Between 2011 and 2018, the number of farms in the U.S. has declined by almost 5 percent as farmers face similar challenges, while the average farm size has increased. With conditions for farmers as they are, Rosenfeld worries there might soon be a shortage of farmers who produce “specialty crops,” — the term the USDA has developed to refer to fruits, vegetables and other crops intended for human consumption rather than animal feed or biofuel. Amid the current agricultural system, only 2 percent of U.S. farmland is used to grow food, while 59 percent of land is used to grow commodity crops like corn and soybeans.
Jenni Bass, the Connecticut farmer, never thought she and her brother would still have a mortgage on their family farm 300 years after its founding. But expenses keep mounting. A few years ago, the Bass family decided to transition 20 of its 1,100 acres to non-GMO wheat. But a deal fell through with a local baker. Now they have to figure out how to clean it themselves. She estimates the machine they need would cost $35,000.

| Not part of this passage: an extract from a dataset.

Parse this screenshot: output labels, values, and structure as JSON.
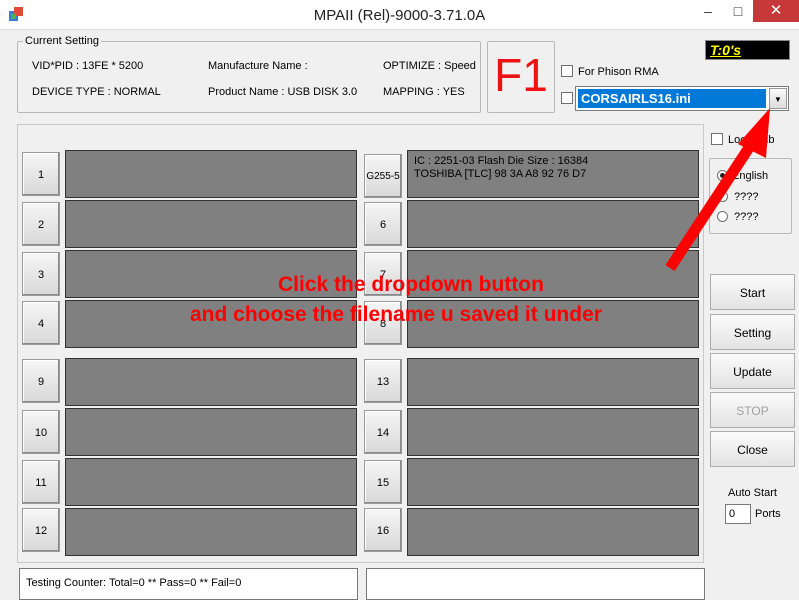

“People don’t really understand a farmer’s reality, the kind of bills that it takes to run a farm,” Bass says, noting that she is hopeful about the Farm System Reform Act of 2020. The proposed legislation, which is currently before both houses of Congress, would incentivize climate-minded agricultural practices and prevent the further consolidation of agribusiness.
At 63, a pre-existing health condition puts Rob Bass at severe risk if he contracts COVID-19. But given his farm income, which doesn’t stretch much further than covering property taxes and the ongoing family farm mortgage, Bass has decided to return to his side job of driving a school van in the mornings and afternoons, because he’ll get health insurance.
With only weeks to go until the election, Jenni Bass says she hopes voters see through what she describes as Trump’s empty attempts to appeal to farmers by invoking the U.S. farm imaginary, while simultaneously proposing billions of dollars in cuts to rural housing and utility programs.
As Successful Farming reports, the “Trump bump” in farm income from programs like CFAP is set to drop precipitously, by 17 percent in 2021. “I just wish politicians actually thought about farm policy in a real way,” Bass says. “In a loving way, not just a bureaucratic way.”